Gino Paoli è morto oggi, martedì 24 marzo, all’età di 91 anni. La scomparsa riguarda uno dei principali protagonisti della musica italiana del Novecento, un autentico “gigante” autore e interprete legato alla stagione dei cantautori e a un percorso artistico sviluppato lungo più di sei decenni.
La notizia segna la conclusione di una carriera iniziata tra Genova e il contesto culturale che in seguito sarebbe stato ricondotto alla cosiddetta “scuola genovese”. Nel tempo, Paoli ha firmato e interpretato brani entrati nella memoria collettiva, attraversando diverse fasi della canzone italiana e mantenendo una forte riconoscibilità autoriale.

Gino Paoli, il ruolo nella canzone d’autore italiana
Nel corso della sua attività, Gino Paoli ha contribuito a definire l’identità del cantautore in Italia.
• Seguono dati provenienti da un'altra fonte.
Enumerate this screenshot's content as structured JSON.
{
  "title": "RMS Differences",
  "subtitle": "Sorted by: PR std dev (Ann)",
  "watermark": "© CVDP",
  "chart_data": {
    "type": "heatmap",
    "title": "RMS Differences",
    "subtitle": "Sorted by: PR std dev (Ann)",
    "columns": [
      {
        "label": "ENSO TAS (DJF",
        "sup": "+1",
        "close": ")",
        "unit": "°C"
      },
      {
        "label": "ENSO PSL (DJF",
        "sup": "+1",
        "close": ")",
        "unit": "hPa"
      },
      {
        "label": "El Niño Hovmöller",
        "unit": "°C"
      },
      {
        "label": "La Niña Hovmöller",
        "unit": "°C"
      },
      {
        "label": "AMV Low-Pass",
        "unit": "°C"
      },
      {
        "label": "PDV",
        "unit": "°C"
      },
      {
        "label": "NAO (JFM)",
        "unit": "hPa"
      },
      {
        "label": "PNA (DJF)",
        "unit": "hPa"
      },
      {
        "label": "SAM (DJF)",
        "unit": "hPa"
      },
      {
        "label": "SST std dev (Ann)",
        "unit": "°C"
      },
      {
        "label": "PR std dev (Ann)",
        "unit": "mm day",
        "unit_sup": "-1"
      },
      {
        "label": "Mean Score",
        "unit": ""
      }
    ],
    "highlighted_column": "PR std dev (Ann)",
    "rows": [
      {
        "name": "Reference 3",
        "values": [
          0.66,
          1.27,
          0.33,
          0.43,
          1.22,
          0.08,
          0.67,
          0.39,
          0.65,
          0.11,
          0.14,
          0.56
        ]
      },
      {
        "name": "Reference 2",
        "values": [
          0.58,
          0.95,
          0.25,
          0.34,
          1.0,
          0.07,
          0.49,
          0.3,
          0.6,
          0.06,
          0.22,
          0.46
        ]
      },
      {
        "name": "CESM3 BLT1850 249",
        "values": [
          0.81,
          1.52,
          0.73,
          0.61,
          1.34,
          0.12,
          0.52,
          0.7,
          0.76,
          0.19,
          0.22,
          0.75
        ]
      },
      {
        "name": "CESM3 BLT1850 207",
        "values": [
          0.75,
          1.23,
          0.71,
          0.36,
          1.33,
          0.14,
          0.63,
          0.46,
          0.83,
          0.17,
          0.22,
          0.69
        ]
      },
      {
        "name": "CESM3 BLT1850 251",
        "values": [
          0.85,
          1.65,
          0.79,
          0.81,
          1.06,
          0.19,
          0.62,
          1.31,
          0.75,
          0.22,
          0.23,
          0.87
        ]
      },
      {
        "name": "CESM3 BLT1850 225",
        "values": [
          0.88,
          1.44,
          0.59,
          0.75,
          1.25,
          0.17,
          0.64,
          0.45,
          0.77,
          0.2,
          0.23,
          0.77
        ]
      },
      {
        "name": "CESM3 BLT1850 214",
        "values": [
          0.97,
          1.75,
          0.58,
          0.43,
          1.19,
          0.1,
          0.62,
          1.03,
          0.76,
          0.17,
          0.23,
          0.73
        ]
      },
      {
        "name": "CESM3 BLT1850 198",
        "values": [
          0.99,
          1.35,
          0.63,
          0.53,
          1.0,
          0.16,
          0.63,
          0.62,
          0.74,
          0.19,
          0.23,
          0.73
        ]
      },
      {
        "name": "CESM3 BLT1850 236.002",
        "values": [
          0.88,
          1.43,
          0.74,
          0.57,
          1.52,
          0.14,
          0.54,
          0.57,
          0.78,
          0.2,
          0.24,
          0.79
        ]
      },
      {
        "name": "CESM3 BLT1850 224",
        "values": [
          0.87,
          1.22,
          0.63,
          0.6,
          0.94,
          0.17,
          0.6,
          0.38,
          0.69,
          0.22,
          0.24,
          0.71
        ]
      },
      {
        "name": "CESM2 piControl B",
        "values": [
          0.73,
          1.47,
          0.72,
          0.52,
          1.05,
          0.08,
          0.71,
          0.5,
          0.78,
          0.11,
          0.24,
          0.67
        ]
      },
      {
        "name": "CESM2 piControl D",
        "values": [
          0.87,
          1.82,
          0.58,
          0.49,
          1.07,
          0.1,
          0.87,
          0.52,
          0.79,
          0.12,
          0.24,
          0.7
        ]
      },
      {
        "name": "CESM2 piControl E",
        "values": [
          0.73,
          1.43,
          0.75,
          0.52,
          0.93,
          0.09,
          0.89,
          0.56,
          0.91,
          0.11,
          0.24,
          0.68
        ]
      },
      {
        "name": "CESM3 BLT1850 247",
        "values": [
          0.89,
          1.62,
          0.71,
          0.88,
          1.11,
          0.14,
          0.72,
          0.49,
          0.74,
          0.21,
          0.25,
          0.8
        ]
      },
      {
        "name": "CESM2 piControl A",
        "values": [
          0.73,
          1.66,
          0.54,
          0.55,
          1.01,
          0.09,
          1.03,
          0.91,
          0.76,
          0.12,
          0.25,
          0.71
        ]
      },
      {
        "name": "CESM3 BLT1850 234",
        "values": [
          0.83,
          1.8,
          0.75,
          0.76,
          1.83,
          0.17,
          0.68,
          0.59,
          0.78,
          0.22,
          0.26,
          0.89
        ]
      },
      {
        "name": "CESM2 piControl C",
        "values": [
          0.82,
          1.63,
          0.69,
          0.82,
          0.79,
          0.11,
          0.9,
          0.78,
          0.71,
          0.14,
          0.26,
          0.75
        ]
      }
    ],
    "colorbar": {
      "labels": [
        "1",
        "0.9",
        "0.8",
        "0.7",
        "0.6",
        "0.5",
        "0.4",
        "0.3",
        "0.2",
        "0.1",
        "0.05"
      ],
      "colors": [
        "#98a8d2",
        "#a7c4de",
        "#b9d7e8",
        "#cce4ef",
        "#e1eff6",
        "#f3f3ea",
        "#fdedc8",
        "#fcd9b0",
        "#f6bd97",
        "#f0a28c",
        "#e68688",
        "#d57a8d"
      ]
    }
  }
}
Le sue composizioni, caratterizzate da un’impostazione spesso essenziale e diretta, hanno portato in primo piano temi legati alla dimensione personale ed emotiva, con un linguaggio musicale e testuale che ha segnato una discontinuità rispetto a parte della tradizione precedente.
All’interno del panorama della canzone d’autore, Paoli è stato considerato un riferimento anche per la capacità di attraversare cambiamenti di gusto e di mercato, proseguendo il lavoro artistico in modo coerente e riconoscibile nel tempo.